Arsenic Cycling during Chlorine Oxidation of Pyrite from the St. Peter Sandstone Aquifer, Eastern Wisconsin

High arsenic (As) concentrations (>100 ppb) have been measured in wells completed in the Ordovician St. Peter sandstone aquifer of eastern Wisconsin. The primary source of As is pyrite occurring within the aquifer. There is concern that periodic disinfection of wells by chlorination may facilitate As release to groundwater by increasing the rate of sulfide mineral oxidation. This study focuses on abiotic processes that can mobilize As from pyrite during controlled exposure to chlorinated solutions similar to those occurring in wells during disinfection.

A series of parallel experiments were completed on thin sections and crushed material made from sample collected at the Leonard's Michael quarry, located in Winnebago County, Wisconsin. Samples were exposed to solutions of 60 mg/L free chlorine, 1200 mg/L free chlorine, and nanopure water (control) at pH 7.0 and pH 8.5 for 24 hours. Thin sections were analyzed before and after chlorine exposure to measure changes in the pyrite surfaces. Solution samples were collected at designated time steps during the 24 hour exposure of crushed material to chlorine solutions and analyzed for dissolved (0.22 micron) As, iron, and sulfate.

Pyrite oxidation was shown to dramatically increase with increasing chlorine concentrations as shown by measurements of released sulfate.

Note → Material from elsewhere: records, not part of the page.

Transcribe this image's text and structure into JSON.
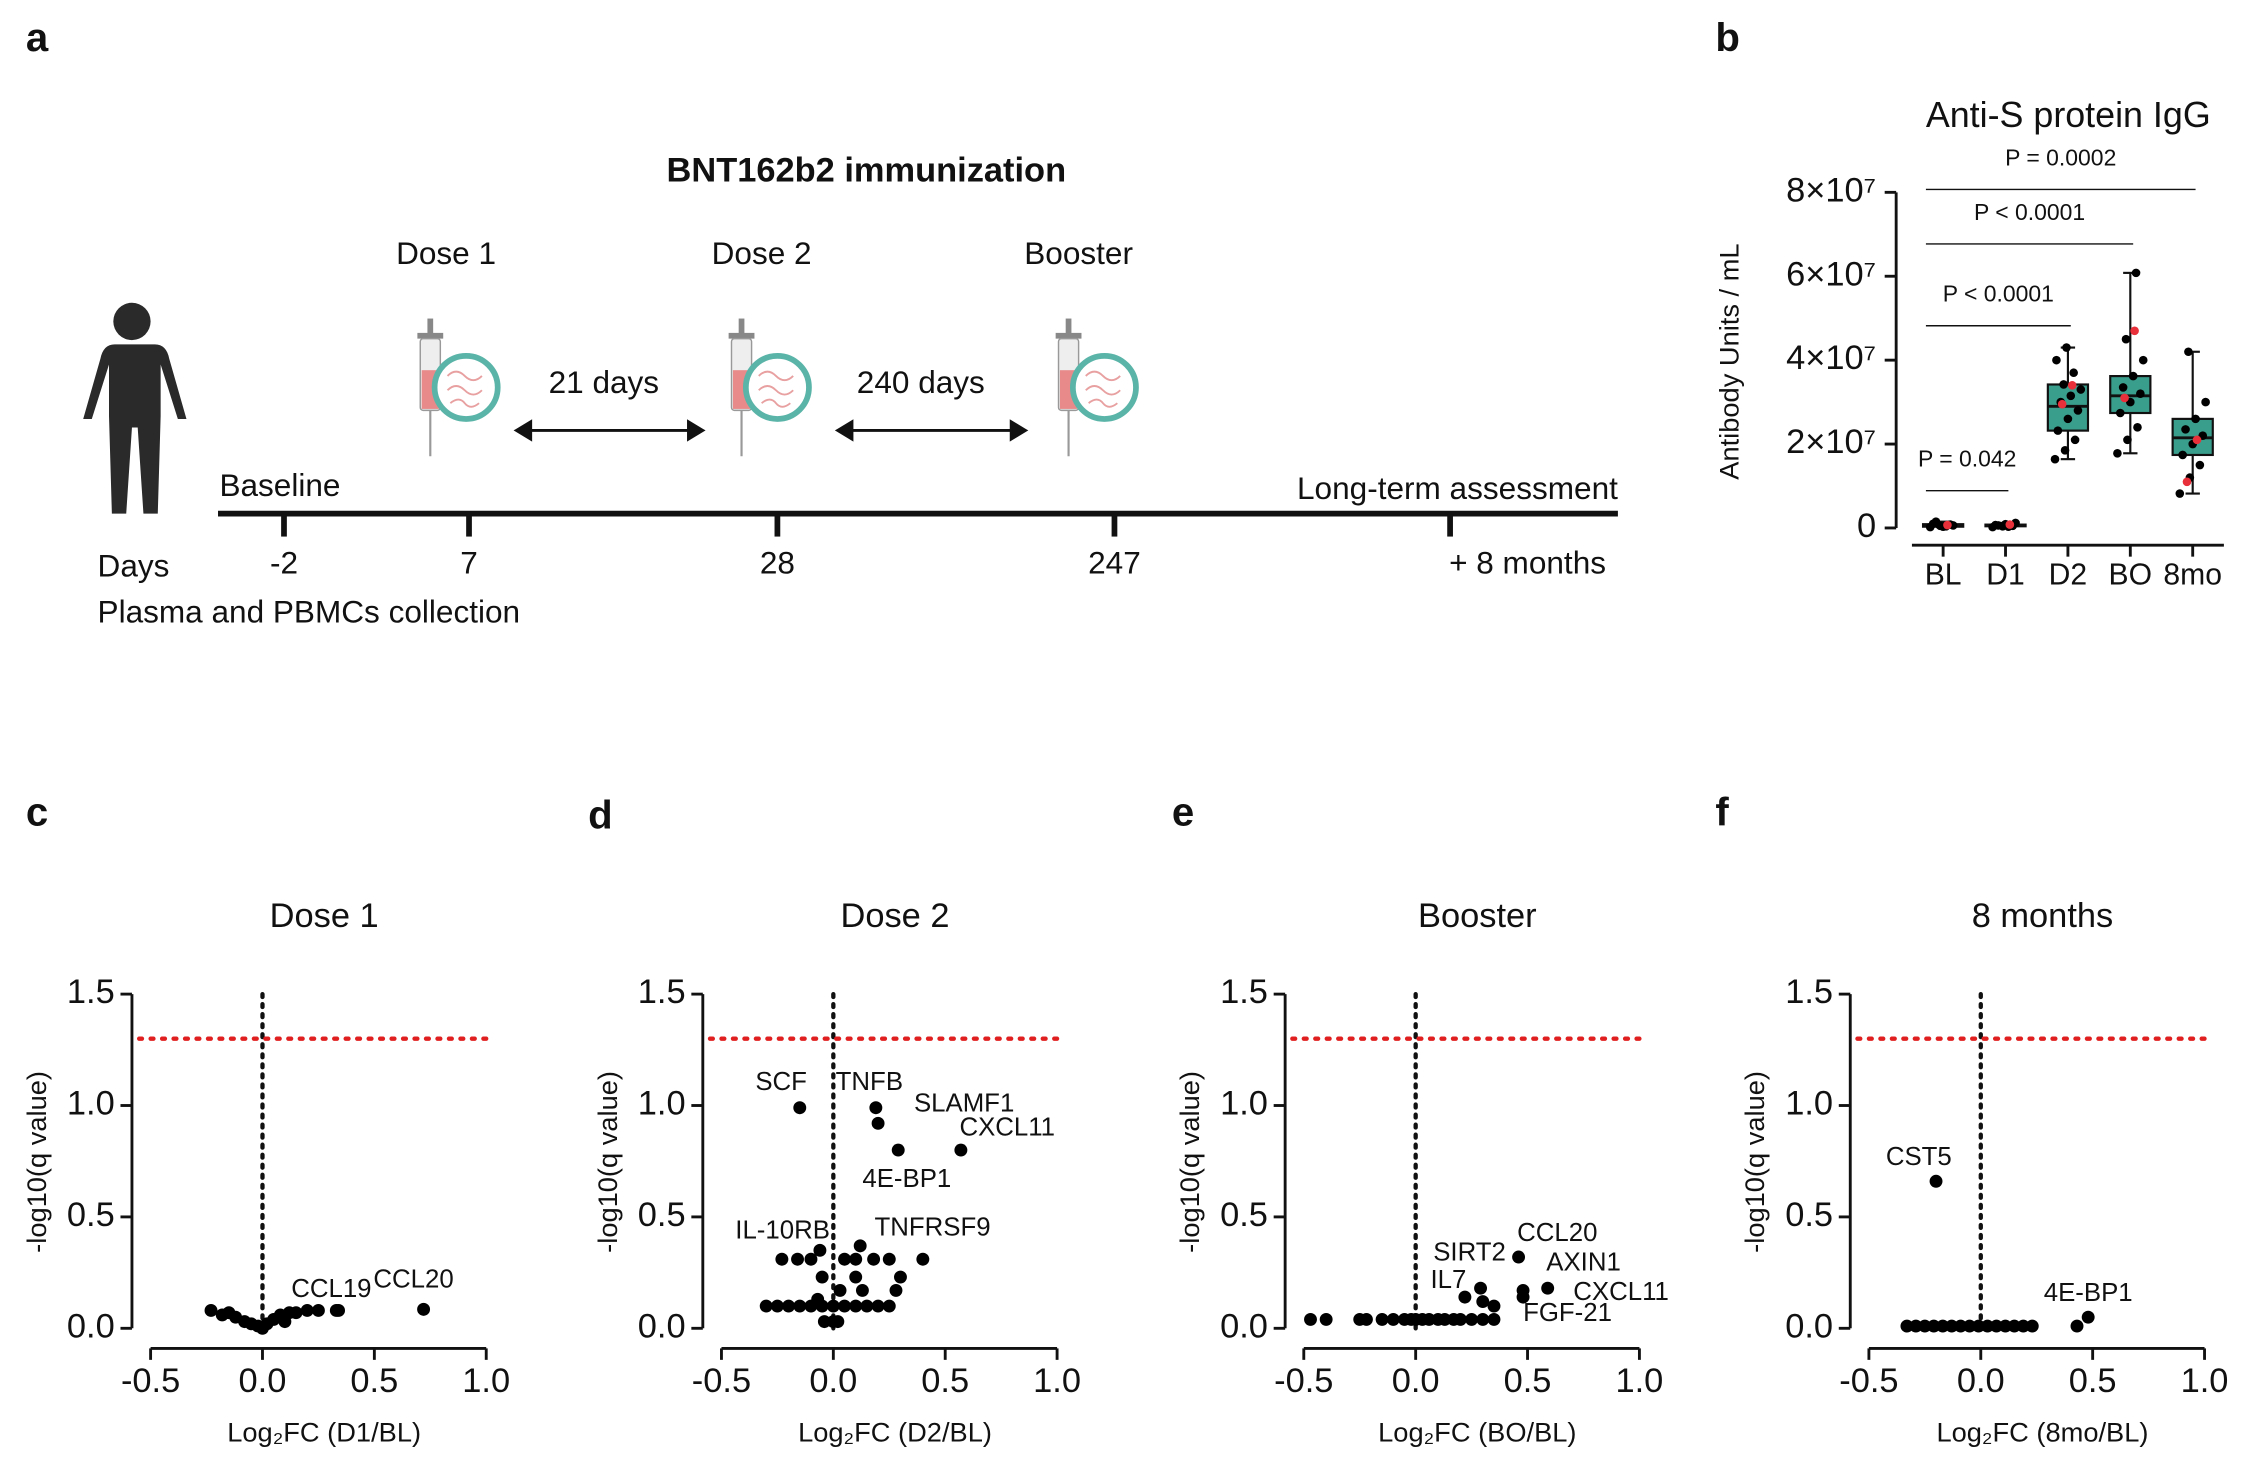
{
  "panel_labels": [
    "a",
    "b",
    "c",
    "d",
    "e",
    "f"
  ],
  "timeline": {
    "title": "BNT162b2 immunization",
    "doses": [
      "Dose 1",
      "Dose 2",
      "Booster"
    ],
    "intervals": [
      "21 days",
      "240 days"
    ],
    "start_label": "Baseline",
    "end_label": "Long-term assessment",
    "days_label": "Days",
    "days": [
      "-2",
      "7",
      "28",
      "247",
      "+ 8 months"
    ],
    "collection": "Plasma and PBMCs collection"
  },
  "chart_data": [
    {
      "type": "box",
      "title": "Anti-S protein IgG",
      "ylabel": "Antibody Units / mL",
      "categories": [
        "BL",
        "D1",
        "D2",
        "BO",
        "8mo"
      ],
      "ylim": [
        0,
        80000000
      ],
      "yticks": [
        0,
        {
          "value": 20000000,
          "label": "2×10⁷"
        },
        {
          "value": 40000000,
          "label": "4×10⁷"
        },
        {
          "value": 60000000,
          "label": "6×10⁷"
        },
        {
          "value": 80000000,
          "label": "8×10⁷"
        }
      ],
      "color": "#3a9e8c",
      "highlight_color": "#e8303a",
      "boxes": [
        {
          "min": 200000,
          "q1": 300000,
          "median": 600000,
          "q3": 900000,
          "max": 1500000,
          "points": [
            200000,
            500000,
            800000,
            1000000,
            300000,
            600000,
            1500000,
            400000
          ],
          "highlight": [
            700000
          ]
        },
        {
          "min": 200000,
          "q1": 400000,
          "median": 600000,
          "q3": 800000,
          "max": 1200000,
          "points": [
            200000,
            400000,
            500000,
            700000,
            900000,
            1200000,
            600000,
            300000
          ],
          "highlight": [
            800000
          ]
        },
        {
          "min": 16400000,
          "q1": 23200000,
          "median": 29000000,
          "q3": 34200000,
          "max": 43000000,
          "points": [
            16400000,
            18500000,
            21000000,
            23200000,
            26000000,
            28000000,
            30000000,
            31500000,
            33000000,
            34200000,
            37000000,
            40000000,
            43000000
          ],
          "highlight": [
            34000000,
            29500000
          ]
        },
        {
          "min": 17800000,
          "q1": 27400000,
          "median": 31500000,
          "q3": 36200000,
          "max": 60800000,
          "points": [
            17800000,
            21000000,
            24000000,
            27400000,
            30000000,
            32000000,
            33500000,
            36200000,
            40000000,
            45000000,
            60800000
          ],
          "highlight": [
            47000000,
            31000000
          ]
        },
        {
          "min": 8200000,
          "q1": 17400000,
          "median": 21500000,
          "q3": 26000000,
          "max": 42000000,
          "points": [
            8200000,
            12000000,
            15000000,
            17400000,
            20000000,
            22000000,
            23500000,
            26000000,
            30000000,
            42000000
          ],
          "highlight": [
            21000000,
            11000000
          ]
        }
      ],
      "comparisons": [
        {
          "groups": [
            "BL",
            "D1"
          ],
          "label": "P = 0.042"
        },
        {
          "groups": [
            "BL",
            "D2"
          ],
          "label": "P < 0.0001"
        },
        {
          "groups": [
            "BL",
            "BO"
          ],
          "label": "P < 0.0001"
        },
        {
          "groups": [
            "BL",
            "8mo"
          ],
          "label": "P = 0.0002"
        }
      ]
    },
    {
      "type": "scatter",
      "title": "Dose 1",
      "xlabel": "Log₂FC (D1/BL)",
      "ylabel": "-log10(q value)",
      "xlim": [
        -0.5,
        1.0
      ],
      "xticks": [
        -0.5,
        {
          "value": 0,
          "label": "0.0"
        },
        0.5,
        {
          "value": 1,
          "label": "1.0"
        }
      ],
      "ylim": [
        0,
        1.5
      ],
      "yticks": [
        {
          "value": 0,
          "label": "0.0"
        },
        0.5,
        {
          "value": 1,
          "label": "1.0"
        },
        1.5
      ],
      "threshold": 1.3,
      "threshold_color": "#e02020",
      "color": "#000000",
      "x": [
        -0.23,
        -0.15,
        -0.12,
        -0.08,
        -0.05,
        -0.02,
        0,
        0.02,
        0.05,
        0.08,
        0.12,
        0.15,
        0.2,
        0.25,
        0.33,
        -0.18,
        0.1
      ],
      "y": [
        0.08,
        0.07,
        0.05,
        0.03,
        0.02,
        0.01,
        0,
        0.02,
        0.04,
        0.06,
        0.07,
        0.07,
        0.08,
        0.08,
        0.08,
        0.06,
        0.03
      ],
      "labeled": [
        {
          "label": "CCL19",
          "x": 0.34,
          "y": 0.08
        },
        {
          "label": "CCL20",
          "x": 0.72,
          "y": 0.085
        }
      ]
    },
    {
      "type": "scatter",
      "title": "Dose 2",
      "xlabel": "Log₂FC (D2/BL)",
      "ylabel": "-log10(q value)",
      "xlim": [
        -0.5,
        1.0
      ],
      "xticks": [
        -0.5,
        {
          "value": 0,
          "label": "0.0"
        },
        0.5,
        {
          "value": 1,
          "label": "1.0"
        }
      ],
      "ylim": [
        0,
        1.5
      ],
      "yticks": [
        {
          "value": 0,
          "label": "0.0"
        },
        0.5,
        {
          "value": 1,
          "label": "1.0"
        },
        1.5
      ],
      "threshold": 1.3,
      "threshold_color": "#e02020",
      "color": "#000000",
      "x": [
        -0.23,
        -0.16,
        -0.1,
        0.05,
        0.1,
        0.18,
        0.25,
        0.4,
        -0.05,
        0.1,
        0.3,
        0.03,
        0.13,
        0.28,
        -0.3,
        -0.25,
        -0.2,
        -0.15,
        -0.1,
        -0.05,
        0,
        0.05,
        0.1,
        0.15,
        0.2,
        0.25,
        -0.04,
        0,
        0.02,
        -0.07
      ],
      "y": [
        0.31,
        0.31,
        0.31,
        0.31,
        0.31,
        0.31,
        0.31,
        0.31,
        0.23,
        0.23,
        0.23,
        0.17,
        0.17,
        0.17,
        0.1,
        0.1,
        0.1,
        0.1,
        0.1,
        0.1,
        0.1,
        0.1,
        0.1,
        0.1,
        0.1,
        0.1,
        0.03,
        0.03,
        0.03,
        0.13
      ],
      "labeled": [
        {
          "label": "SCF",
          "x": -0.15,
          "y": 0.99
        },
        {
          "label": "TNFB",
          "x": 0.19,
          "y": 0.99
        },
        {
          "label": "SLAMF1",
          "x": 0.2,
          "y": 0.92
        },
        {
          "label": "CXCL11",
          "x": 0.57,
          "y": 0.8
        },
        {
          "label": "4E-BP1",
          "x": 0.29,
          "y": 0.8
        },
        {
          "label": "TNFRSF9",
          "x": 0.12,
          "y": 0.37
        },
        {
          "label": "IL-10RB",
          "x": -0.06,
          "y": 0.35
        }
      ]
    },
    {
      "type": "scatter",
      "title": "Booster",
      "xlabel": "Log₂FC (BO/BL)",
      "ylabel": "-log10(q value)",
      "xlim": [
        -0.5,
        1.0
      ],
      "xticks": [
        -0.5,
        {
          "value": 0,
          "label": "0.0"
        },
        0.5,
        {
          "value": 1,
          "label": "1.0"
        }
      ],
      "ylim": [
        0,
        1.5
      ],
      "yticks": [
        {
          "value": 0,
          "label": "0.0"
        },
        0.5,
        {
          "value": 1,
          "label": "1.0"
        },
        1.5
      ],
      "threshold": 1.3,
      "threshold_color": "#e02020",
      "color": "#000000",
      "x": [
        -0.47,
        -0.4,
        -0.25,
        -0.22,
        -0.15,
        -0.1,
        -0.05,
        -0.02,
        0,
        0.03,
        0.06,
        0.1,
        0.13,
        0.17,
        0.2,
        0.25,
        0.3,
        0.35,
        0.3,
        0.35
      ],
      "y": [
        0.04,
        0.04,
        0.04,
        0.04,
        0.04,
        0.04,
        0.04,
        0.04,
        0.04,
        0.04,
        0.04,
        0.04,
        0.04,
        0.04,
        0.04,
        0.04,
        0.04,
        0.04,
        0.12,
        0.1
      ],
      "labeled": [
        {
          "label": "CCL20",
          "x": 0.46,
          "y": 0.32
        },
        {
          "label": "AXIN1",
          "x": 0.59,
          "y": 0.18
        },
        {
          "label": "CXCL11",
          "x": 0.48,
          "y": 0.17
        },
        {
          "label": "SIRT2",
          "x": 0.29,
          "y": 0.18
        },
        {
          "label": "IL7",
          "x": 0.22,
          "y": 0.14
        },
        {
          "label": "FGF-21",
          "x": 0.48,
          "y": 0.14
        }
      ]
    },
    {
      "type": "scatter",
      "title": "8 months",
      "xlabel": "Log₂FC (8mo/BL)",
      "ylabel": "-log10(q value)",
      "xlim": [
        -0.5,
        1.0
      ],
      "xticks": [
        -0.5,
        {
          "value": 0,
          "label": "0.0"
        },
        0.5,
        {
          "value": 1,
          "label": "1.0"
        }
      ],
      "ylim": [
        0,
        1.5
      ],
      "yticks": [
        {
          "value": 0,
          "label": "0.0"
        },
        0.5,
        {
          "value": 1,
          "label": "1.0"
        },
        1.5
      ],
      "threshold": 1.3,
      "threshold_color": "#e02020",
      "color": "#000000",
      "x": [
        -0.33,
        -0.29,
        -0.25,
        -0.21,
        -0.17,
        -0.13,
        -0.09,
        -0.05,
        -0.01,
        0.03,
        0.07,
        0.11,
        0.15,
        0.19,
        0.23,
        0.43
      ],
      "y": [
        0.01,
        0.01,
        0.01,
        0.01,
        0.01,
        0.01,
        0.01,
        0.01,
        0.01,
        0.01,
        0.01,
        0.01,
        0.01,
        0.01,
        0.01,
        0.01
      ],
      "labeled": [
        {
          "label": "CST5",
          "x": -0.2,
          "y": 0.66
        },
        {
          "label": "4E-BP1",
          "x": 0.48,
          "y": 0.05
        }
      ]
    }
  ]
}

Electron microprobe (EPMA) maps revealed that increasing chlorine concentrations also increased iron-oxyhydroxide formation. Complete oxidation of pyrite cements and replacement by iron-oxyhydroxides occurred during exposure to the high dose chlorine solution at pH 7.0. Arsenic release to solution remained low due to iron-oxyhydroxide nucleation, which adsorbs dissolved As. Acid digestion of the oxyhydroxides formed during batch reactor experiments revealed higher As concentrations than those measured in the initial pyrite host. Although these secondary minerals provided a sink for As under these strongly oxidizing conditions, they could potentially become a source for As under reducing conditions.